The best way to keep yourself out of trouble is to (as Tim said), do whatever works for you to get as close to a real-life mockup as you can before you commit to anything, then go through every single step that will be needed and lay it out before you do it.
Don't take a single thing for granted in the mockup stage.

I'm just putting the finishing touches on my new board now and that thing changed easily over a dozen times as I worked my way through each logistical step. Every time I added in another part that needed to be there, it made me change/adapt the entire thing and now it's pretty different than what I had imagined I wanted at the start. If I had committed everything at first, I would have wasted a lot of time and materials, but I just kept doing more and more lifelike mockups until it sort of realized itself.

Another rule might be don't fully commit/build it until you have all (and I mean all) the actual materials you're going to use right in front of you. It makes a difference. Pedals, connectors, power supply, cables, everything counts in the mockup stages. Have it all right there in front of you before you start building.

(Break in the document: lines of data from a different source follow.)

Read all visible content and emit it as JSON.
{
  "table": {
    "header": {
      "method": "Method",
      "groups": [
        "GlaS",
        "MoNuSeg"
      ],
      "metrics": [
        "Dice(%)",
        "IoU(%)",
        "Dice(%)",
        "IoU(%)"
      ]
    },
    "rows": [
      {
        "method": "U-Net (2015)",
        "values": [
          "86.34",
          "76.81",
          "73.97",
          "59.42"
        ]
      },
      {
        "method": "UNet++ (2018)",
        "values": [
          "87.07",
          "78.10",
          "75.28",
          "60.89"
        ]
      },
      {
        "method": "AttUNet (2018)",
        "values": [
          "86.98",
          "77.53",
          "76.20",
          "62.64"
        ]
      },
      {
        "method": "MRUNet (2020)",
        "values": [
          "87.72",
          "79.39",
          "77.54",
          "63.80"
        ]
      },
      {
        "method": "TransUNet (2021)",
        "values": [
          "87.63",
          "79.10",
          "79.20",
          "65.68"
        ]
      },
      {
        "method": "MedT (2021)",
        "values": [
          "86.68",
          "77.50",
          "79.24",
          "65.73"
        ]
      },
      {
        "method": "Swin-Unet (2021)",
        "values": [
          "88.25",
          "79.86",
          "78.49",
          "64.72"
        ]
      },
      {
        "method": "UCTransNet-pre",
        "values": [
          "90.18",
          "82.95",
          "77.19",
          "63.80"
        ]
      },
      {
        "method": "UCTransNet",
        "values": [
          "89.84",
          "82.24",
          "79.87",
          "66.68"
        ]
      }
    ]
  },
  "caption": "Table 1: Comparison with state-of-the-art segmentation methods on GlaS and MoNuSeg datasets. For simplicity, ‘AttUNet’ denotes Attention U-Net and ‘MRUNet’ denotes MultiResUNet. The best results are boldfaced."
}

Also, I took a lot of pics along the way for a reference.
Its funny to look at the first pics compared to the final stages and how it evolved along the way, but all in mockup stages, I didn't commit until I was sure. Absolutely sure, and that paid off.


Silver Supporting Member
Tip for right angle GeorgeL's
Cut clean with a sharp blade; tighten with pliers. If you need to remove, make a new cut.


Small, but IMO, a helpful tip; get some colored electrical tape and color code the ends of your high-power and/or different voltage cables coming off your power supplies. This could not only save time when rearranging pedal order, but may save you from damaging a pedal.


Small, but IMO, a helpful tip; get some colored electrical tape and color code the ends of your high-power and/or different voltage cables coming off your power supplies. This could not only save time when rearranging pedal order, but may save you from damaging a pedal.